Fifty years ago this month, two people walked on the moon. It was by any measure a high point in human history, an achievement so pure and glorious that for a moment, anyway, it seemed to unite the world's fractious, cacophonous communities into a kind of triumphant awe. Over the next three and a half years, 10 more people had the honor of leaving tracks on another world. And then it all came to a halt. • It's time to go back, and this time for a lot more than a series of multibillion-dollar strolls. • After decades of scattered objectives and human missions that literally went nowhere (aboard the International Space Station), the world's space agencies are coming into surprising, if delicate, alignment about returning to the moon and building a settlement there. NASA is leading the charge, with new and aggressive backing from the White House.
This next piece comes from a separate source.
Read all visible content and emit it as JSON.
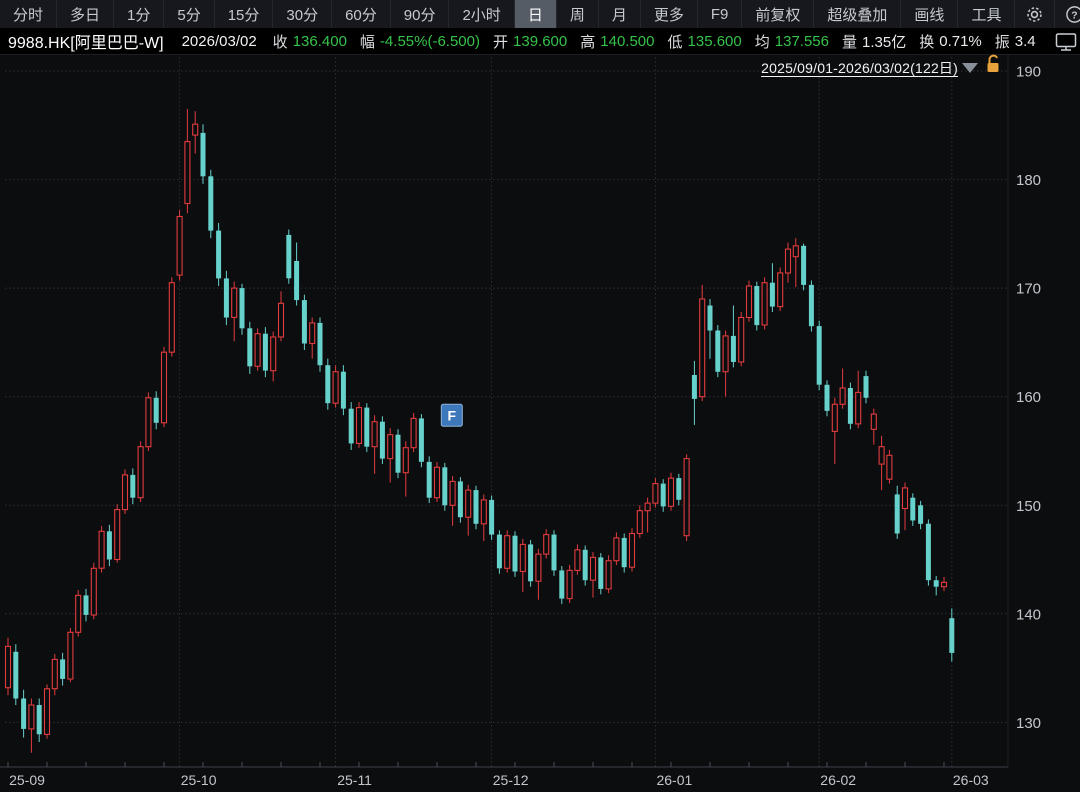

The U.S. space agency has officially declared its intention to return humans to the moon by 2024—although many observers question whether it can adhere to such an ambitious timetable. • So far, NASA and its partners have drawn up the most detailed plans and spent the most money. But the enthusiasm goes far beyond the United States. This past April, Zhang Kejian, director of the China National Space Administration, said the country planned to build an inhabited research station near the moon's south pole "in about 10 years." China has the world's second-largest space budget behind the United States, and it has already put two landers and two rovers on the moon.